NEAR KERMIT, W.Va. — Floodlights glared deep in a century-old tunnel under an Appalachian hillside. An excavator poked at the arched ceiling like a pterodactyl.

Chunks of sandstone shattered and fell thunderously into an empty rail car.

Work has gone on like this for nearly a year. Crews begin at 2 a.m. and call it a day about noon.

In late March, they still were a few hundred feet from the south end of Norfolk Southern’s Big Sandy 1, a 2,627-foot railroad tunnel burrowed through a hill that sits along the Big Sandy River separating West Virginia from Kentucky.

Their task: to carve a higher clearance in the ceiling of the tunnel, making it big enough to handle rail cars loaded with cargo containers stacked two-high, doubling the railroad’s capacity and giving shippers more bang for the buck.

It is one of 28 tunnels that form the centerpiece of what NS calls the Heartland Corridor, a sort of Northwest Passage for double-stack rail traffic between Hampton Roads and the Midwest that will shave 230 miles and about a day of transit time from existing routes.

Combined with the Norfolk port’s 50-foot channels and ready access to the open sea, it’s anticipated to have a magnetic effect on East Coast container traffic.

In the Roanoke region, the site for a planned intermodal rail yard in Elliston — designed to shift freight between trucks and trains — was chosen for its proximity to Interstate 81 and its location on the Heartland Corridor. The intermodal yard will belong to NS and will cost $24.8 million to build.
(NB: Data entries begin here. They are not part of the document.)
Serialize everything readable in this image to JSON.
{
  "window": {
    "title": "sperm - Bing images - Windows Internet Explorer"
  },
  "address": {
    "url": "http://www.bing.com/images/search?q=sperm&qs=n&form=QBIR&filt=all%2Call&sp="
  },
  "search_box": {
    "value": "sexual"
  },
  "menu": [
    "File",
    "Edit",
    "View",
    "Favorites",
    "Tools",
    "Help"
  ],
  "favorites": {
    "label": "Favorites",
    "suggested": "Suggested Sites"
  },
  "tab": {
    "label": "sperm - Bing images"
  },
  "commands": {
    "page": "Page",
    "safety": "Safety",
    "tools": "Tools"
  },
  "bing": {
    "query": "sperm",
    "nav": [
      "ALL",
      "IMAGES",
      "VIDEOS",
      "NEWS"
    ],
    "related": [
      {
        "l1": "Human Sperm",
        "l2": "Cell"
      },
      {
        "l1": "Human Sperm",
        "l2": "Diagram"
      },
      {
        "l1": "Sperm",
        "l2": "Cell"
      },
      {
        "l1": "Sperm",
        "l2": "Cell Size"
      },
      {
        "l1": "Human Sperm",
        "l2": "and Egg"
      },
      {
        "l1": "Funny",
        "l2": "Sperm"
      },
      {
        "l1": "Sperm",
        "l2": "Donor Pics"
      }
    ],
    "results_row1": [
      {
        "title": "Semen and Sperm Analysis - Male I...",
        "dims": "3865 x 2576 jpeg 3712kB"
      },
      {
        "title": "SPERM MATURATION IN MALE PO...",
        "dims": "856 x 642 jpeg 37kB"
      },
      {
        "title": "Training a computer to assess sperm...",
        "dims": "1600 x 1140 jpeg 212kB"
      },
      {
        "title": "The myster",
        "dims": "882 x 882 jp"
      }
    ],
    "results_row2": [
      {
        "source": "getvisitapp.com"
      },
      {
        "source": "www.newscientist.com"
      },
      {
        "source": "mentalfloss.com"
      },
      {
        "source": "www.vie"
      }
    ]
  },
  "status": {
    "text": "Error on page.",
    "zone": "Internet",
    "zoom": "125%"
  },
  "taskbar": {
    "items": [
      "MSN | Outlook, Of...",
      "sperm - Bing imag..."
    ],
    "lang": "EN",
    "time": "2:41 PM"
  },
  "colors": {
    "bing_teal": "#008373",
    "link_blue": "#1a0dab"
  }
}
The state plans to pay $17.4 million of that as well as several million more for related road projects.

The Heartland Corridor’s taller tunnels will make Hampton Roads “much more competitive with the other ports,” said Bob Billingsley, NS’ director of structural projects, who has been overseeing the tunnel work. “That’s the only reason we’re doing it. That’s what it’s all about.”

For the past three years, working in the wee hours to avoid disrupting rail traffic, Billingsley’s crews have been raising the roofs on tunnels in West Virginia, Virginia and Kentucky, enabling them to handle the 20-foot-3-inch-high container trains that have had to go around the mountains, through Pennsylvania and Tennessee, because the tunnels were too small.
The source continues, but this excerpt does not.